Sono questi indubbiamente gli anni del ritorno “teorico” alle origini, al concetto primordiale di Moto, di strada, di libertà. Ma con ancor meno dubbi sono i tempi in cui una tendenza fa presto a nascere e a interessare i colossi delle case motociclistiche mondiali. Senza entrare nel merito di chi abbia iniziato, oramai le grandi marche dedicano molta attenzione ed investono molti soldi sul settore café racer/scrambler. In altre parole il concetto di personalizzazione ha perso la sua essenza. Poco male! C’è sempre qualcosa di buono. Non bisogna per forza vedere il lato scuro delle cose.

Pensiamo alla Yamaha che da tempo ci ha abituati a collaborazioni con bike-maker privati per non perdere il passo coi tempi. Così un progetto come quello della Yamaha XSR700 ABSè in linea con queste idee. Ducati, però non ha certo bisogno di prendere lezioni da nessuno e la “Scrambler” nasce già nel '62. L’importatore americano dell’epoca ne fece espressa richiesta per soddisfare le esigenze nascenti oltre oceano.

A chi è rivolta

Anche se l’inaudita Kawasaki Ninja H2 ci ricorda che di strada ne è stata fatta, il target di Ducati Scrambler, oggi come allora, è sicuramente quello di chi si vuole divertire e parecchio. Niente cavalli in eccesso e pochi fronzoli, nonostante le soluzioni tecnologiche all’avanguardia non manchino.

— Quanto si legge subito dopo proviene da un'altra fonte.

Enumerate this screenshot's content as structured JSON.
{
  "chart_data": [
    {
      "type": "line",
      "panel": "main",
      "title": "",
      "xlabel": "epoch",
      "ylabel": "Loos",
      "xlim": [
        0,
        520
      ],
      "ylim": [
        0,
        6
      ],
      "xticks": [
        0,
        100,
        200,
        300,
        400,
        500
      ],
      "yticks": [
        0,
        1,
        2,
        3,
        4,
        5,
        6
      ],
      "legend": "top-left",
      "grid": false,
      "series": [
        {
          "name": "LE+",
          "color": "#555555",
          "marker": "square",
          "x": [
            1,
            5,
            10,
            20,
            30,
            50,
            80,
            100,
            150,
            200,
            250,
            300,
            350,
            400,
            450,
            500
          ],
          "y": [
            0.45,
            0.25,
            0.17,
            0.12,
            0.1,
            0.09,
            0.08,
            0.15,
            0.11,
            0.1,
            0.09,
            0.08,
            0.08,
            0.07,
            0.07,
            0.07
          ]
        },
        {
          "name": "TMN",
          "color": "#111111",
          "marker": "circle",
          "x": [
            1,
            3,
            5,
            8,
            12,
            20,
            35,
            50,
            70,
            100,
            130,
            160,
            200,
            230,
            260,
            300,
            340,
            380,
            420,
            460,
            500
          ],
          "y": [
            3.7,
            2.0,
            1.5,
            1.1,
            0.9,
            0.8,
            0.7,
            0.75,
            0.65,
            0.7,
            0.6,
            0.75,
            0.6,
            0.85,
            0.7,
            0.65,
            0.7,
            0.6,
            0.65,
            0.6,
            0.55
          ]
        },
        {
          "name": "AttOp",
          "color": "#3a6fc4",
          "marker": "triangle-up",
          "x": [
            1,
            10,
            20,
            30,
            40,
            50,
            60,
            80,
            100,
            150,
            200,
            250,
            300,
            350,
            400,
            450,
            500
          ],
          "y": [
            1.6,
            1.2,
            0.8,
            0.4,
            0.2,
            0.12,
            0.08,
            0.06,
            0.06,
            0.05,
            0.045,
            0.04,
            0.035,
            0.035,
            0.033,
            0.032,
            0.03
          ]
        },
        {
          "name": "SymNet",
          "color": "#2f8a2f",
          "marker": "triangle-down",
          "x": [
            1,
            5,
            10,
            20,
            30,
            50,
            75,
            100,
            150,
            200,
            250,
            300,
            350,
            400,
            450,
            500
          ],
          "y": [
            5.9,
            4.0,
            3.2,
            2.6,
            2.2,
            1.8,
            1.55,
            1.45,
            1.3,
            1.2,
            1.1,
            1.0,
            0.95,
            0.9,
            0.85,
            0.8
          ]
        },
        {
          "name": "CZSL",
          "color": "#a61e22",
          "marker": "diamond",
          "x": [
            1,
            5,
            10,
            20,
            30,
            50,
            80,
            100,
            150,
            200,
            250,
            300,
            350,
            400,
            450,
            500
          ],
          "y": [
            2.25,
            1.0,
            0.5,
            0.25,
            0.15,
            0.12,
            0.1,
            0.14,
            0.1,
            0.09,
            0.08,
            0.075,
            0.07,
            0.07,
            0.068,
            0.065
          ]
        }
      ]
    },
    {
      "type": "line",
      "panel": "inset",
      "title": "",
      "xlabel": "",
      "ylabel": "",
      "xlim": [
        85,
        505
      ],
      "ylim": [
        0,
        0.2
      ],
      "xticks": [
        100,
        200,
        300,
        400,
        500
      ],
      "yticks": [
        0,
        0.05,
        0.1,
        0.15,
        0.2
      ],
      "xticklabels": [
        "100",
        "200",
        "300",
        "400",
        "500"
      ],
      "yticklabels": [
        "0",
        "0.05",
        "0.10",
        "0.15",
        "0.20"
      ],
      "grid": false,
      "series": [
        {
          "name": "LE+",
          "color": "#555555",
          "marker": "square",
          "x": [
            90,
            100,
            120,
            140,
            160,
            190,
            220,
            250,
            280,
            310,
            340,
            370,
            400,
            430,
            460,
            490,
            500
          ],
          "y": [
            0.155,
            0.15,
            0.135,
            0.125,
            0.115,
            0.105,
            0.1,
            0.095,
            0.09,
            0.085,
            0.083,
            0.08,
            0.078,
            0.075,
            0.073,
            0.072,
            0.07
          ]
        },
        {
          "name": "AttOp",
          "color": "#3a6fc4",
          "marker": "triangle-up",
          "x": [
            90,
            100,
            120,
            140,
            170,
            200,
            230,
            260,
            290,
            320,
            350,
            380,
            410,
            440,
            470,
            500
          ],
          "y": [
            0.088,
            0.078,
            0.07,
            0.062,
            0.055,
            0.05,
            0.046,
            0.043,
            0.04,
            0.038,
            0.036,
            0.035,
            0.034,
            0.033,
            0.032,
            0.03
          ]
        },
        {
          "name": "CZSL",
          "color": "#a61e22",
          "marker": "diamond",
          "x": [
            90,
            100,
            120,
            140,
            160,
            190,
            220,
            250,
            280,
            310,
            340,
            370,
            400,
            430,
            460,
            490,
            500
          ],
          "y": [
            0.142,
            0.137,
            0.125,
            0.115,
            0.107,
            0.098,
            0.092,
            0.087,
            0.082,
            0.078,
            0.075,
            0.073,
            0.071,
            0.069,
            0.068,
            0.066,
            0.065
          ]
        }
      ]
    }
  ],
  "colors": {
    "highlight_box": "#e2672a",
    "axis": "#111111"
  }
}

Giovani scapestrati o ragazzini attempati non sembrano distinguibili su una moto che è in grado di far sfoggio di sé nei circuiti cittadini o nelle mulattiere di campagna.

Il cuore e qualche dettaglio

La versione base si chiama Icon, ma ce ne sono altre 3, la Urban Enduro, la Full Throttle e la Classic. Inutile spiegarle, i nomi dicono da soli dicono già tanto.

Il motore è a due cilindri e deriva da quello della Monster 796. A V con angolo di 90°, alesaggio e corsa rispettivamente di 88 mm e 66 mm. L’iniezione è elettronica con i due iniettori posti al di sotto della farfalla. Interessante come gli alberi a camme siano stati progettati e costruiti ad hoc per ottenere linearità e rotondità nell’erogazione.

Le marce sono 6 e la frizione, con sistema anti-saltellamento, è multidisco immersa in olio e comando a cavo. Tutto questo si traduce in 75 cv di potenza a poco più di 8.000 giri/min con una coppia di 68 Nm a 5.750 giri/min. Con il peno pesa appena 184 kg ed il serbatoio ha una capacità di 13.5 litri. Disponibile in giallo o in rosso, il suo costo è di poco superiore agli 8.000 euro.

Merito del telaio in tubi d’acciaio, della forcella rovesciata Kayaba, del forcellone in alluminio, del sistema ABS, degli pneumatici MT 60 RS della Pirelli (110/80 e 180/55), del freno a disco da 330 mm anteriore, di quello posteriore di 245 mm, la Scrambler è davvero divertente da guidare. Dopo una mezz’oretta che ci si viaggia, si comincia a fare qualche peccato di pensiero e voler trovare qualche strada deserta dove fare i cretini – come ai vecchi tempi.

Non è ovviamente una moto personalizzata, pronta ed estrema come la Yamaha VMAX Infrared. Lei è “solo” personalizzabile, pronta ed eclettica come una vera scrambler. I suoi pregi sono le finiture e la confidenza che ti regala sin da subito. I difetti? Il rumore dello scarico è decisamente sotto tono. Troppo nervoso, forse, l’acceleratore, anche se basta poco ad abituarsi.